機械学習(きかいがくしゅう、英: machine learning)とは、経験からの学習により自動で改善するコンピューターアルゴリズムもしくはその研究領域で、人工知能の一種であるとみなされている。「訓練データ」もしくは「学習データ」と呼ばれるデータを使って学習し、学習結果を使って何らかのタスクをこなす。

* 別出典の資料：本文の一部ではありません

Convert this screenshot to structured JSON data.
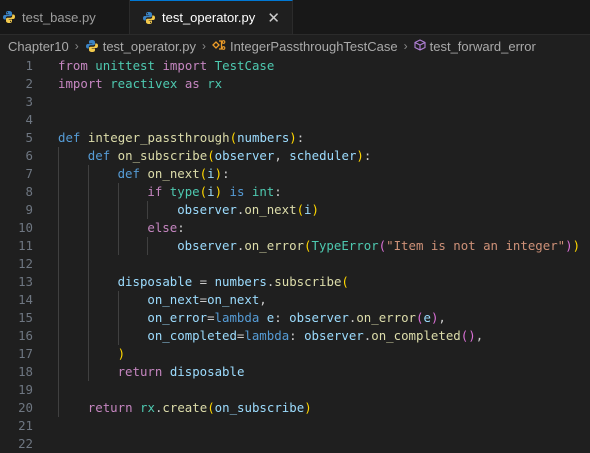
{
  "tabs": [
    {
      "label": "test_base.py",
      "active": false
    },
    {
      "label": "test_operator.py",
      "active": true
    }
  ],
  "breadcrumb": {
    "folder": "Chapter10",
    "file": "test_operator.py",
    "class": "IntegerPassthroughTestCase",
    "method": "test_forward_error"
  },
  "code_lines": [
    {
      "n": "1",
      "indent": 0,
      "tokens": [
        [
          "from",
          "k"
        ],
        [
          " unittest ",
          "t"
        ],
        [
          "import",
          "k"
        ],
        [
          " TestCase",
          "t"
        ]
      ]
    },
    {
      "n": "2",
      "indent": 0,
      "tokens": [
        [
          "import",
          "k"
        ],
        [
          " reactivex ",
          "t"
        ],
        [
          "as",
          "k"
        ],
        [
          " rx",
          "t"
        ]
      ]
    },
    {
      "n": "3",
      "indent": 0,
      "tokens": []
    },
    {
      "n": "4",
      "indent": 0,
      "tokens": []
    },
    {
      "n": "5",
      "indent": 0,
      "tokens": [
        [
          "def",
          "kb"
        ],
        [
          " ",
          "w"
        ],
        [
          "integer_passthrough",
          "f"
        ],
        [
          "(",
          "p1"
        ],
        [
          "numbers",
          "v"
        ],
        [
          ")",
          "p1"
        ],
        [
          ":",
          "w"
        ]
      ]
    },
    {
      "n": "6",
      "indent": 1,
      "tokens": [
        [
          "def",
          "kb"
        ],
        [
          " ",
          "w"
        ],
        [
          "on_subscribe",
          "f"
        ],
        [
          "(",
          "p1"
        ],
        [
          "observer",
          "v"
        ],
        [
          ", ",
          "w"
        ],
        [
          "scheduler",
          "v"
        ],
        [
          ")",
          "p1"
        ],
        [
          ":",
          "w"
        ]
      ]
    },
    {
      "n": "7",
      "indent": 2,
      "tokens": [
        [
          "def",
          "kb"
        ],
        [
          " ",
          "w"
        ],
        [
          "on_next",
          "f"
        ],
        [
          "(",
          "p1"
        ],
        [
          "i",
          "v"
        ],
        [
          ")",
          "p1"
        ],
        [
          ":",
          "w"
        ]
      ]
    },
    {
      "n": "8",
      "indent": 3,
      "tokens": [
        [
          "if",
          "k"
        ],
        [
          " ",
          "w"
        ],
        [
          "type",
          "t"
        ],
        [
          "(",
          "p1"
        ],
        [
          "i",
          "v"
        ],
        [
          ")",
          "p1"
        ],
        [
          " ",
          "w"
        ],
        [
          "is",
          "kb"
        ],
        [
          " ",
          "w"
        ],
        [
          "int",
          "t"
        ],
        [
          ":",
          "w"
        ]
      ]
    },
    {
      "n": "9",
      "indent": 4,
      "tokens": [
        [
          "observer",
          "v"
        ],
        [
          ".",
          "w"
        ],
        [
          "on_next",
          "f"
        ],
        [
          "(",
          "p1"
        ],
        [
          "i",
          "v"
        ],
        [
          ")",
          "p1"
        ]
      ]
    },
    {
      "n": "10",
      "indent": 3,
      "tokens": [
        [
          "else",
          "k"
        ],
        [
          ":",
          "w"
        ]
      ]
    },
    {
      "n": "11",
      "indent": 4,
      "tokens": [
        [
          "observer",
          "v"
        ],
        [
          ".",
          "w"
        ],
        [
          "on_error",
          "f"
        ],
        [
          "(",
          "p1"
        ],
        [
          "TypeError",
          "t"
        ],
        [
          "(",
          "p2"
        ],
        [
          "\"Item is not an integer\"",
          "s"
        ],
        [
          ")",
          "p2"
        ],
        [
          ")",
          "p1"
        ]
      ]
    },
    {
      "n": "12",
      "indent": 0,
      "tokens": []
    },
    {
      "n": "13",
      "indent": 2,
      "tokens": [
        [
          "disposable",
          "v"
        ],
        [
          " = ",
          "w"
        ],
        [
          "numbers",
          "v"
        ],
        [
          ".",
          "w"
        ],
        [
          "subscribe",
          "f"
        ],
        [
          "(",
          "p1"
        ]
      ]
    },
    {
      "n": "14",
      "indent": 3,
      "tokens": [
        [
          "on_next",
          "v"
        ],
        [
          "=",
          "w"
        ],
        [
          "on_next",
          "v"
        ],
        [
          ",",
          "w"
        ]
      ]
    },
    {
      "n": "15",
      "indent": 3,
      "tokens": [
        [
          "on_error",
          "v"
        ],
        [
          "=",
          "w"
        ],
        [
          "lambda",
          "kb"
        ],
        [
          " ",
          "w"
        ],
        [
          "e",
          "v"
        ],
        [
          ": ",
          "w"
        ],
        [
          "observer",
          "v"
        ],
        [
          ".",
          "w"
        ],
        [
          "on_error",
          "f"
        ],
        [
          "(",
          "p2"
        ],
        [
          "e",
          "v"
        ],
        [
          ")",
          "p2"
        ],
        [
          ",",
          "w"
        ]
      ]
    },
    {
      "n": "16",
      "indent": 3,
      "tokens": [
        [
          "on_completed",
          "v"
        ],
        [
          "=",
          "w"
        ],
        [
          "lambda",
          "kb"
        ],
        [
          ": ",
          "w"
        ],
        [
          "observer",
          "v"
        ],
        [
          ".",
          "w"
        ],
        [
          "on_completed",
          "f"
        ],
        [
          "(",
          "p2"
        ],
        [
          ")",
          "p2"
        ],
        [
          ",",
          "w"
        ]
      ]
    },
    {
      "n": "17",
      "indent": 2,
      "tokens": [
        [
          ")",
          "p1"
        ]
      ]
    },
    {
      "n": "18",
      "indent": 2,
      "tokens": [
        [
          "return",
          "k"
        ],
        [
          " ",
          "w"
        ],
        [
          "disposable",
          "v"
        ]
      ]
    },
    {
      "n": "19",
      "indent": 0,
      "tokens": []
    },
    {
      "n": "20",
      "indent": 1,
      "tokens": [
        [
          "return",
          "k"
        ],
        [
          " ",
          "w"
        ],
        [
          "rx",
          "t"
        ],
        [
          ".",
          "w"
        ],
        [
          "create",
          "f"
        ],
        [
          "(",
          "p1"
        ],
        [
          "on_subscribe",
          "v"
        ],
        [
          ")",
          "p1"
        ]
      ]
    },
    {
      "n": "21",
      "indent": 0,
      "tokens": []
    },
    {
      "n": "22",
      "indent": 0,
      "tokens": []
    }
  ],
  "colors": {
    "background": "#1f1f1f",
    "tab_active_border": "#0078d4",
    "keyword": "#c586c0",
    "function": "#dcdcaa",
    "variable": "#9cdcfe",
    "type": "#4ec9b0",
    "string": "#ce9178"
  }
}
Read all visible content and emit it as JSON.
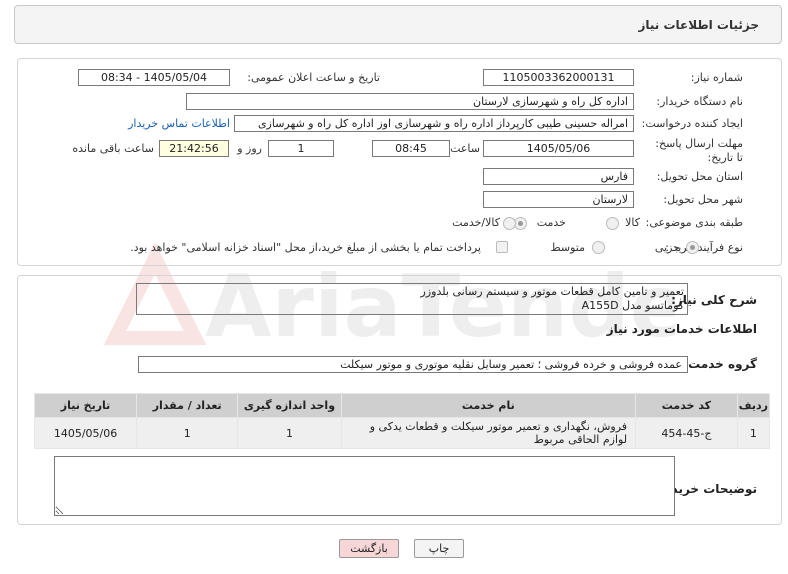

フリー百科事典『ウィキペディア(Wikipedia)』

 機械学習は、あらかじめ用意されたデータを機械が学習することで、そのパターンやルールなどを発見する手法で、学習結果を用いて、新たなデータに対し、「予測」を行うことが可能となります。例えば、通常のメールと、スパムメールの文章を学習データとして与えたとき、機械は「高額当選」「延滞金」「未払い」といった言葉のパターンを発見します。そして、新たなメールが来た際に、学習結果と照らし合わせることで、スパムメールかそうでないか「予測」することができます。

機械学習のイメージ図

 機械学習には、正解データを与え、新たなデータに対し正解か否かを予測する「教師あり学習」、正解となるデータ(上の例では、スパムメールの文章)を持たず、主にデータの分類を行う「教師なし学習」、機械の行動に対して報酬を与え、目的の行動をさせる「強化学習」の3種類があります。詳しく下記で解説していきます。

教師あり学習

 教師あり学習とは、正解データ(教師データ)を与え、新たなデータに対し、それが正解か否かを予測する手法で、上記のスパムメールの例が該当します。教師あり学習には、主に「回帰」と「分類」の2種類があります。

回帰

 複数のデータ(説明変数)から、目的となるデータ(目的変数)を予測する方法です。例えば、「身長」を目的変数とした場合、「年齢」「体重」「座高」などが説明変数として考えられ、それぞれの値から「身長」を予測します。実務では、不動産の価値や、病気の発生の予測など、幅広い分野で用いられます。

教師あり学習 回帰のイメージ図

分類

 教師データの傾向や特徴を学習し、「同じ傾向・特徴のあるデータ」を分類する方法で、上記スパムメールの分類や、手書き文字などの画像解析でも用いられます。

教師あり学習 分類のイメージ図

教師なし学習

 正解となるラベル(上の例では、スパムメールか否か)を持たず、主にデータの傾向や特徴を示すために使う手法で、主に「教師あり学習」を行う前の正解データ(教師データ)の前処理として行われます。ここでは、代表的な手法である「主成分分析 (Principal Component Analysis)」、「クラスタリング」について解説します。

主成分分析(Principal Component Analysis)

 教師あり学習にて、例えば「健康か否か」を予測する際に、「体重」は重要な変数だと考えられますが、同じ体重でも、「身長」が150cm か170 cm かで「健康か否か」に与える影響は異なってきます。このように、「体重」「身長」など複数の変数を、互いに関係しないそれぞれ独立な変数として扱ってしまうと、予測結果が悪くなってしまうことがあります。
 主成分分析は、既存の変数から、新たな変数を作り出す手法で、効率よく結果に結び付くデータを生成する手法で、学習コストの軽減や、予測結果の向上が期待されます。 上の例では、「体重」と「身長」の2つの変数を、「BMI(体重÷身長の2乗)」という1つの変数にすることで、変数が1つ減ることによる学習にかかる時間の軽減や、「健康か否か」を予測する精度の向上が見込まれます。

教師なし学習 主成分分析のイメージ図

クラスタリング

 教師あり学習にて、予測したい事柄に対して、収集したデータの意味をしっかりと理解し、効率よく学習に用いていくことは非常に重要になります。しかし、説明変数が数千にも及ぶものもあり、それぞれの意味を理解していくことは困難です。
 クラスタリングは、データの類似度に基づいて、データをグループ分けする手法で、主にマーケティング分野などで利用されています。

教師なし学習 クラスタリングのイメージ図

強化学習

 機械の行動に対して報酬を与え、目的の行動をさせる手法で、例えば、「サッカーの試合に勝つこと」を目的とした場合、ゴールを決めれば「+1」、ゴールを決められれば「-1」のように、行動に対して報酬と罰を与えていき、目的の行動をさせるようにします。
 2015年、Googleが開発した「AlphaGo」は、強化学習を応用したアルゴリズムを用いて開発され、複雑なルールと戦略があるゲーム性から、「機械が人間に勝つのは不可能」といわれた「囲碁」で、当時の世界チャンピオンを打ち破り、話題となりました。